To consider this the opportunity we need a short term bad news and a long term good news. That is how markets are timed (if at all they can be!).
So here, we have a short term bad news.
Standard & Poor rating agency downgrades US T-bills from AAA to AA+. This by itself is not the problem. US has been having its troubles for a while now. This downgrade is more likely an acceptance of the fact that US is in trouble. But look at this – US owes India close to $41 billion dollars (and China almost 3 times that amount, if that is some consolation!). Not that we fear that US will default on its payments, but this for sure changes the risk profile. Already RBI has raised its repo rate last week and now, foreign money gets more expensive! The hedge opportunity is lost. Highly leveraged companies will feel the pain and that will sting. Bad corporate results could be expected in the next few quarters. So there you go market – Hashaaa, busshaa all fall down!

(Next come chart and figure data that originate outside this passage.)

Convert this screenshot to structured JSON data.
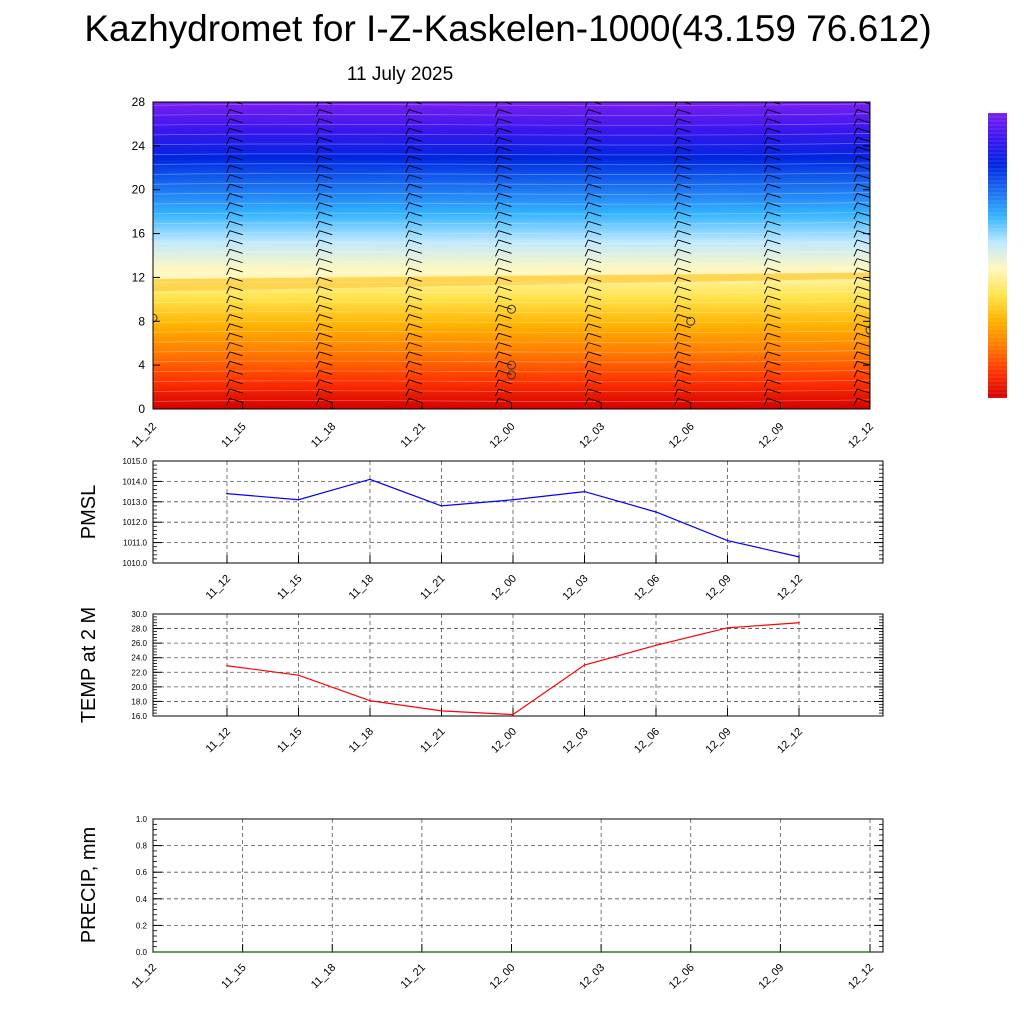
{
  "page": {
    "title": "Kazhydromet for I-Z-Kaskelen-1000(43.159 76.612)",
    "date": "11 July 2025"
  },
  "chart_data": [
    {
      "id": "height-time-section",
      "type": "heatmap",
      "x_tick_labels": [
        "11_12",
        "11_15",
        "11_18",
        "11_21",
        "12_00",
        "12_03",
        "12_06",
        "12_09",
        "12_12"
      ],
      "y_ticks": [
        0,
        4,
        8,
        12,
        16,
        20,
        24,
        28
      ],
      "ylim": [
        0,
        28
      ],
      "color_scale": [
        "#d40000",
        "#ff3300",
        "#ff7a00",
        "#ffb300",
        "#ffe44d",
        "#fff8c0",
        "#bfe8ff",
        "#33b4ff",
        "#1a6ef0",
        "#0026e0",
        "#3a16f0",
        "#7a1ff0"
      ],
      "temperature_isotherm_break": {
        "x_start": 12.2,
        "x_end": 12.8
      },
      "annotations": [
        {
          "type": "circle-marker",
          "x": "12_00",
          "y": 9.1
        },
        {
          "type": "circle-marker",
          "x": "12_00",
          "y": 4.0
        },
        {
          "type": "circle-marker",
          "x": "12_00",
          "y": 3.1
        },
        {
          "type": "circle-marker",
          "x": "12_06",
          "y": 8.0
        },
        {
          "type": "circle-marker",
          "x": "12_12",
          "y": 7.2
        },
        {
          "type": "circle-marker",
          "x": "11_12",
          "y": 8.3
        }
      ]
    },
    {
      "id": "pmsl",
      "type": "line",
      "ylabel": "PMSL",
      "ylim": [
        1010.0,
        1015.0
      ],
      "y_tick_labels": [
        "1010.0",
        "1011.0",
        "1012.0",
        "1013.0",
        "1014.0",
        "1015.0"
      ],
      "categories": [
        "11_12",
        "11_15",
        "11_18",
        "11_21",
        "12_00",
        "12_03",
        "12_06",
        "12_09",
        "12_12"
      ],
      "values": [
        1013.4,
        1013.1,
        1014.1,
        1012.8,
        1013.1,
        1013.5,
        1012.5,
        1011.1,
        1010.3
      ],
      "line_color": "#0000ff",
      "grid": true
    },
    {
      "id": "temp-2m",
      "type": "line",
      "ylabel": "TEMP at 2 M",
      "ylim": [
        16.0,
        30.0
      ],
      "y_tick_labels": [
        "16.0",
        "18.0",
        "20.0",
        "22.0",
        "24.0",
        "26.0",
        "28.0",
        "30.0"
      ],
      "categories": [
        "11_12",
        "11_15",
        "11_18",
        "11_21",
        "12_00",
        "12_03",
        "12_06",
        "12_09",
        "12_12"
      ],
      "values": [
        22.9,
        21.6,
        18.1,
        16.7,
        16.2,
        23.0,
        25.7,
        28.1,
        28.8
      ],
      "line_color": "#ff0000",
      "grid": true
    },
    {
      "id": "precip",
      "type": "line",
      "ylabel": "PRECIP, mm",
      "ylim": [
        0.0,
        1.0
      ],
      "y_tick_labels": [
        "0.0",
        "0.2",
        "0.4",
        "0.6",
        "0.8",
        "1.0"
      ],
      "categories": [
        "11_12",
        "11_15",
        "11_18",
        "11_21",
        "12_00",
        "12_03",
        "12_06",
        "12_09",
        "12_12"
      ],
      "values": [
        0,
        0,
        0,
        0,
        0,
        0,
        0,
        0,
        0
      ],
      "line_color": "#006400",
      "grid": true
    }
  ]
}
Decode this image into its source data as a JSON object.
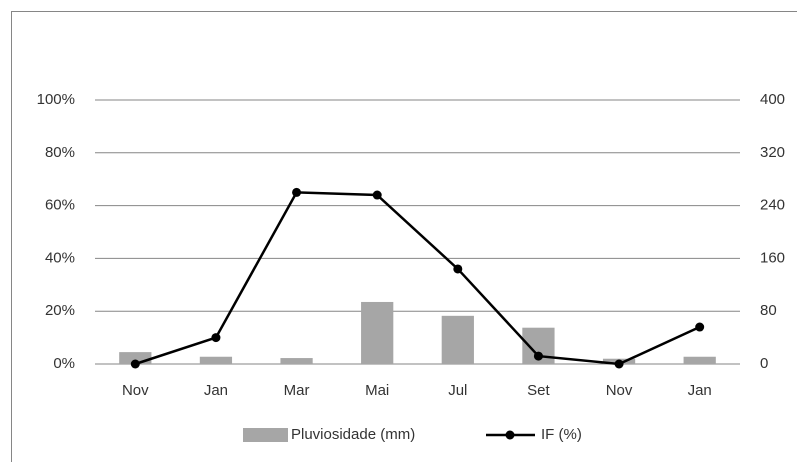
{
  "chart_data": {
    "type": "combo",
    "categories": [
      "Nov",
      "Jan",
      "Mar",
      "Mai",
      "Jul",
      "Set",
      "Nov",
      "Jan"
    ],
    "series": [
      {
        "name": "Pluviosidade (mm)",
        "type": "bar",
        "axis": "y2",
        "color": "#a6a6a6",
        "values": [
          18,
          11,
          9,
          94,
          73,
          55,
          8,
          11
        ]
      },
      {
        "name": "IF (%)",
        "type": "line",
        "color": "#000000",
        "values": [
          0,
          10,
          65,
          64,
          36,
          3,
          0,
          14
        ]
      }
    ],
    "ylim": [
      0,
      100
    ],
    "yticks": [
      {
        "value": 0,
        "label": "0%"
      },
      {
        "value": 20,
        "label": "20%"
      },
      {
        "value": 40,
        "label": "40%"
      },
      {
        "value": 60,
        "label": "60%"
      },
      {
        "value": 80,
        "label": "80%"
      },
      {
        "value": 100,
        "label": "100%"
      }
    ],
    "y2lim": [
      0,
      400
    ],
    "y2ticks": [
      0,
      80,
      160,
      240,
      320,
      400
    ],
    "grid": true,
    "legend": "bottom"
  }
}
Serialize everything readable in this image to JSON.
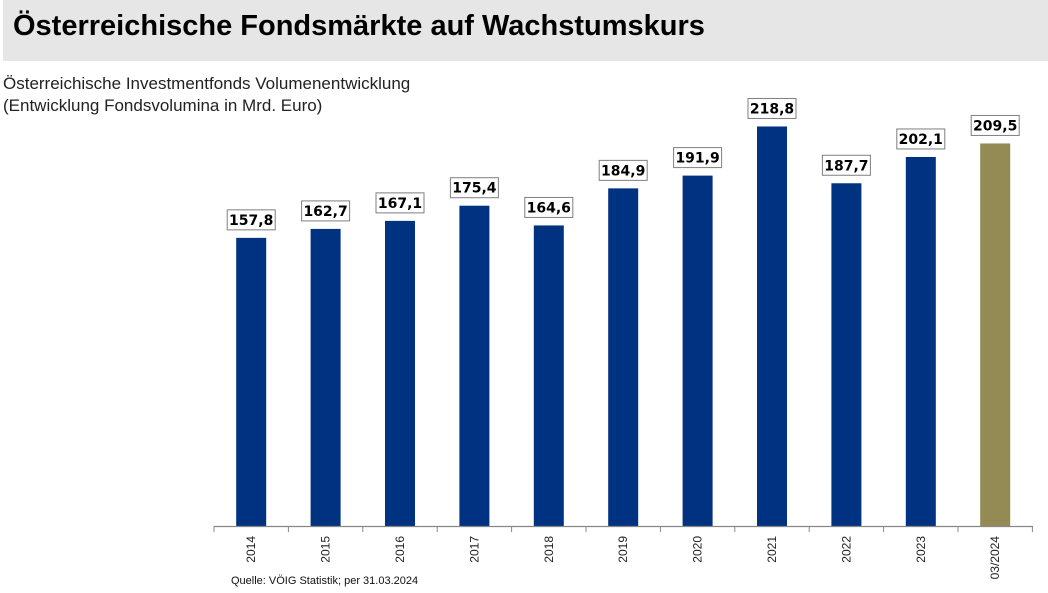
{
  "header": {
    "title": "Österreichische Fondsmärkte auf Wachstumskurs"
  },
  "chart_data": {
    "type": "bar",
    "title": "Österreichische Investmentfonds Volumenentwicklung",
    "subtitle": "(Entwicklung Fondsvolumina in Mrd. Euro)",
    "xlabel": "",
    "ylabel": "",
    "ylim": [
      0,
      230
    ],
    "grid": false,
    "categories": [
      "2014",
      "2015",
      "2016",
      "2017",
      "2018",
      "2019",
      "2020",
      "2021",
      "2022",
      "2023",
      "03/2024"
    ],
    "values": [
      157.8,
      162.7,
      167.1,
      175.4,
      164.6,
      184.9,
      191.9,
      218.8,
      187.7,
      202.1,
      209.5
    ],
    "data_labels": [
      "157,8",
      "162,7",
      "167,1",
      "175,4",
      "164,6",
      "184,9",
      "191,9",
      "218,8",
      "187,7",
      "202,1",
      "209,5"
    ],
    "colors": [
      "#003282",
      "#003282",
      "#003282",
      "#003282",
      "#003282",
      "#003282",
      "#003282",
      "#003282",
      "#003282",
      "#003282",
      "#948a54"
    ],
    "source": "Quelle: VÖIG Statistik; per 31.03.2024"
  }
}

Now, the long term good news
Except for our export markets’ exposure to Europe and the US, we as an economy are fundamentally fine. Demographically we are compelling, a potentially high growth market. Goldman Sachs upgrades India rating. (If you can panic at S&P’s rating, why shouldn’t you party for GS rating?). Our exporters have learnt to live with the US in recession for a while now. As for the higher interest rates, yes that is worrying. However, the hay days of cheap loans are over. A home loan or personal loan has become more expensive for the common man! India Incorporation will learn to accept this and work their way around this too. This too looks fine in the long term.

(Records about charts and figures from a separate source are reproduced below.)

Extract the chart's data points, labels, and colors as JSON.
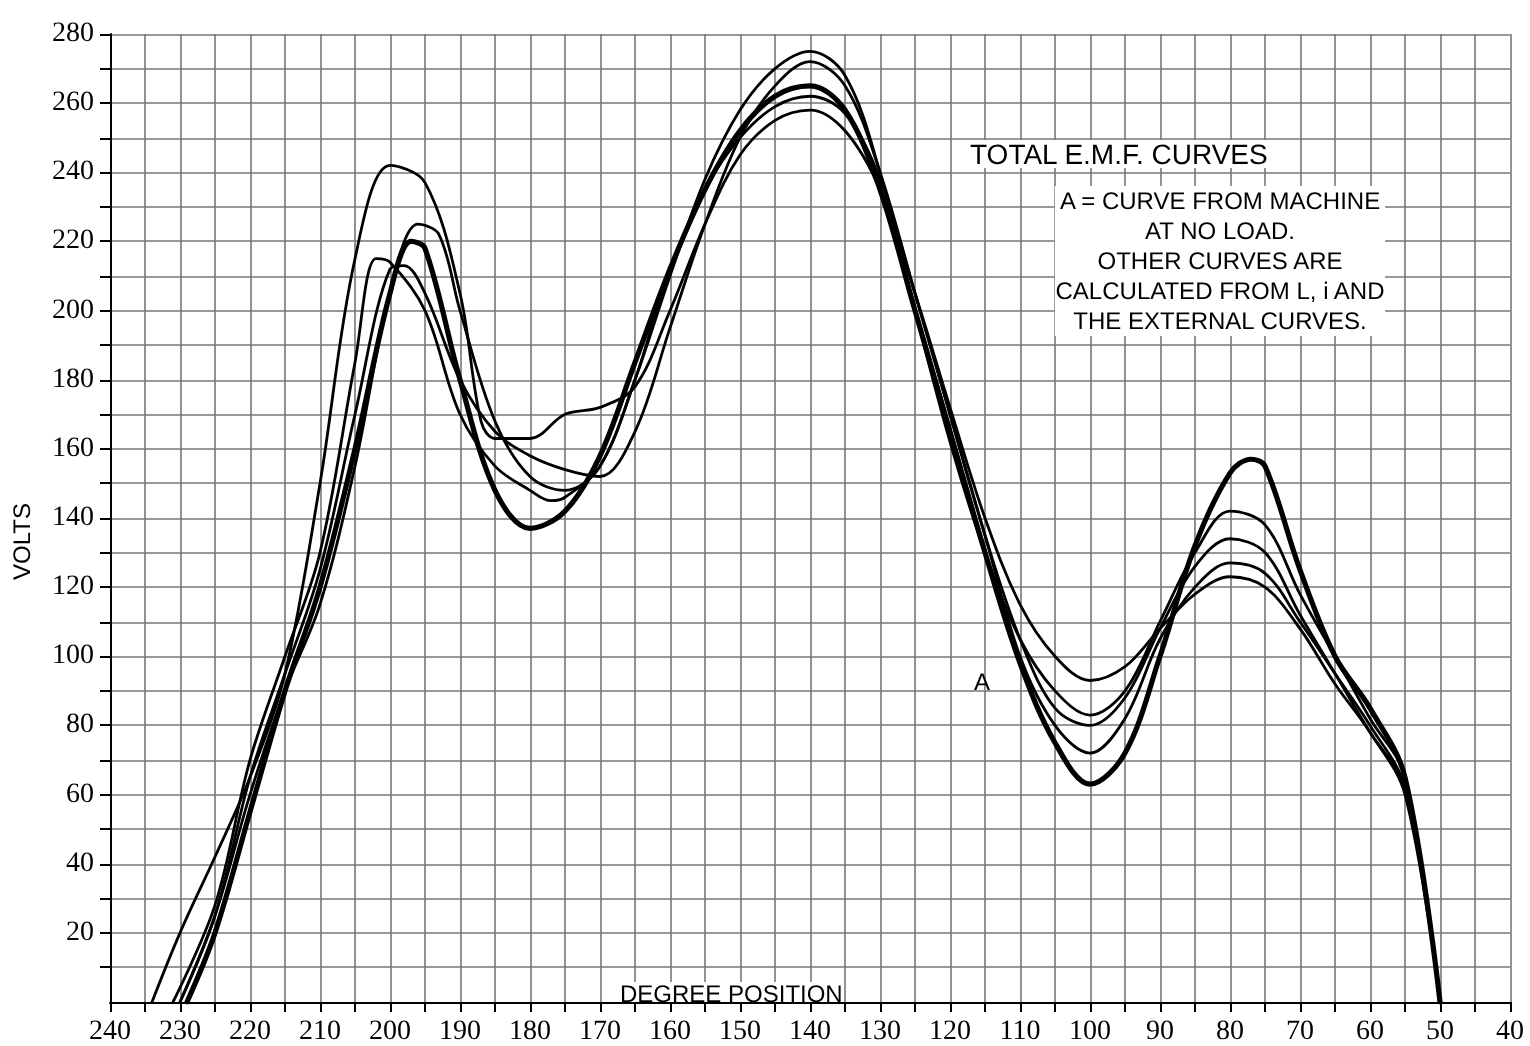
{
  "chart_data": {
    "type": "line",
    "title": "TOTAL E.M.F. CURVES",
    "xlabel": "DEGREE POSITION",
    "ylabel": "VOLTS",
    "annotations": [
      "A = CURVE FROM MACHINE\nAT NO LOAD.\nOTHER CURVES ARE\nCALCULATED FROM L, i AND\nTHE EXTERNAL CURVES.",
      "A"
    ],
    "xlim": [
      240,
      40
    ],
    "xticks": [
      240,
      {
        "value": 235,
        "label": null
      },
      230,
      {
        "value": 225,
        "label": null
      },
      220,
      {
        "value": 215,
        "label": null
      },
      210,
      {
        "value": 205,
        "label": null
      },
      200,
      {
        "value": 195,
        "label": null
      },
      190,
      {
        "value": 185,
        "label": null
      },
      180,
      {
        "value": 175,
        "label": null
      },
      170,
      {
        "value": 165,
        "label": null
      },
      160,
      {
        "value": 155,
        "label": null
      },
      150,
      {
        "value": 145,
        "label": null
      },
      140,
      {
        "value": 135,
        "label": null
      },
      130,
      {
        "value": 125,
        "label": null
      },
      120,
      {
        "value": 115,
        "label": null
      },
      110,
      {
        "value": 105,
        "label": null
      },
      100,
      {
        "value": 95,
        "label": null
      },
      90,
      {
        "value": 85,
        "label": null
      },
      80,
      {
        "value": 75,
        "label": null
      },
      70,
      {
        "value": 65,
        "label": null
      },
      60,
      {
        "value": 55,
        "label": null
      },
      50,
      {
        "value": 45,
        "label": null
      },
      40
    ],
    "ylim": [
      0,
      280
    ],
    "yticks": [
      {
        "value": 10,
        "label": null
      },
      20,
      {
        "value": 30,
        "label": null
      },
      40,
      {
        "value": 50,
        "label": null
      },
      60,
      {
        "value": 70,
        "label": null
      },
      80,
      {
        "value": 90,
        "label": null
      },
      100,
      {
        "value": 110,
        "label": null
      },
      120,
      {
        "value": 130,
        "label": null
      },
      140,
      {
        "value": 150,
        "label": null
      },
      160,
      {
        "value": 170,
        "label": null
      },
      180,
      {
        "value": 190,
        "label": null
      },
      200,
      {
        "value": 210,
        "label": null
      },
      220,
      {
        "value": 230,
        "label": null
      },
      240,
      {
        "value": 250,
        "label": null
      },
      260,
      {
        "value": 270,
        "label": null
      },
      280
    ],
    "grid": true,
    "marker": "none",
    "line_style": "solid",
    "series": [
      {
        "color": "#000000",
        "x": [
          229,
          225,
          220,
          215,
          210,
          205,
          200,
          197,
          195,
          190,
          185,
          180,
          175,
          170,
          165,
          160,
          155,
          150,
          145,
          140,
          135,
          130,
          125,
          120,
          115,
          110,
          105,
          100,
          95,
          90,
          85,
          80,
          77,
          75,
          70,
          65,
          60,
          55,
          50
        ],
        "values": [
          0,
          20,
          55,
          90,
          120,
          160,
          205,
          220,
          218,
          180,
          148,
          137,
          142,
          158,
          185,
          212,
          235,
          252,
          262,
          265,
          258,
          235,
          200,
          165,
          130,
          98,
          75,
          63,
          72,
          100,
          132,
          153,
          157,
          155,
          125,
          100,
          85,
          65,
          0
        ]
      },
      {
        "color": "#000000",
        "x": [
          234,
          230,
          225,
          220,
          215,
          210,
          205,
          200,
          195,
          190,
          187,
          185,
          180,
          175,
          170,
          165,
          160,
          155,
          150,
          145,
          140,
          135,
          130,
          125,
          120,
          115,
          110,
          105,
          100,
          95,
          90,
          85,
          80,
          75,
          70,
          65,
          60,
          55,
          50
        ],
        "values": [
          0,
          20,
          42,
          65,
          95,
          150,
          215,
          242,
          237,
          205,
          168,
          163,
          163,
          170,
          172,
          178,
          200,
          225,
          245,
          255,
          258,
          252,
          235,
          205,
          172,
          140,
          115,
          100,
          93,
          97,
          108,
          118,
          123,
          120,
          108,
          92,
          78,
          60,
          0
        ]
      },
      {
        "color": "#000000",
        "x": [
          230,
          225,
          220,
          215,
          210,
          205,
          200,
          196,
          193,
          190,
          185,
          180,
          175,
          170,
          165,
          160,
          155,
          150,
          145,
          140,
          135,
          130,
          125,
          120,
          115,
          110,
          105,
          100,
          95,
          90,
          85,
          80,
          75,
          70,
          65,
          60,
          55,
          50
        ],
        "values": [
          0,
          25,
          60,
          90,
          115,
          155,
          205,
          225,
          222,
          200,
          168,
          152,
          148,
          155,
          180,
          210,
          238,
          258,
          270,
          275,
          268,
          240,
          200,
          162,
          130,
          105,
          90,
          83,
          90,
          110,
          130,
          142,
          138,
          118,
          100,
          82,
          65,
          0
        ]
      },
      {
        "color": "#000000",
        "x": [
          231,
          225,
          220,
          215,
          210,
          205,
          202,
          200,
          195,
          190,
          185,
          180,
          177,
          175,
          170,
          165,
          160,
          155,
          150,
          145,
          140,
          135,
          130,
          125,
          120,
          115,
          110,
          105,
          100,
          95,
          90,
          85,
          80,
          75,
          70,
          65,
          60,
          55,
          50
        ],
        "values": [
          0,
          28,
          70,
          100,
          130,
          185,
          215,
          214,
          200,
          170,
          155,
          148,
          145,
          146,
          155,
          180,
          212,
          235,
          250,
          259,
          262,
          257,
          238,
          205,
          170,
          135,
          105,
          85,
          80,
          88,
          108,
          126,
          134,
          130,
          112,
          95,
          78,
          62,
          0
        ]
      },
      {
        "color": "#000000",
        "x": [
          230,
          225,
          220,
          215,
          210,
          205,
          200,
          198,
          195,
          190,
          185,
          180,
          175,
          170,
          165,
          160,
          155,
          150,
          145,
          140,
          135,
          130,
          125,
          120,
          115,
          110,
          105,
          100,
          95,
          90,
          85,
          80,
          75,
          70,
          65,
          60,
          55,
          50
        ],
        "values": [
          0,
          25,
          65,
          95,
          125,
          170,
          212,
          213,
          205,
          180,
          165,
          158,
          154,
          152,
          165,
          195,
          225,
          250,
          265,
          272,
          265,
          240,
          205,
          170,
          135,
          100,
          80,
          72,
          82,
          105,
          120,
          127,
          124,
          110,
          95,
          80,
          62,
          0
        ]
      }
    ]
  }
}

Beware! The eternal fight between the fundamentalist and the technical analyst rages on. You will keep encountering reports that say, ‘if market breaches this level then the next support level is a few thousand yards down there’ and so on. Fundamentals can all be gung ho, but it is sentiment that rules the market. Nobody wants to lose hard earned money to madness. A retail investor is worried about inflation. To him the fixed deposit looks very attractive. He may stay out of the market. And this may make the recovery slower.
So what should you do?
If your time frame is a good 10 – 15 years, then you should look at gradually investing and be fully invested in about 8 – 12 months time in the market.
There are still some amazingly solid companies now trading at attractive prices. There are a few zero debt companies and a lot of companies who don’t wake up with the expectation that an American will loosen his purse today. They are your best bet.
This is an opportunity no doubt to invest in both equity as well as debt instruments. If we are to expect the RBI to get more benevolent in the future and stop increasing interest rates further, then the high interest rate days would be gone soon. So, rebook your FDs at current rates and keep watching. Happy investing!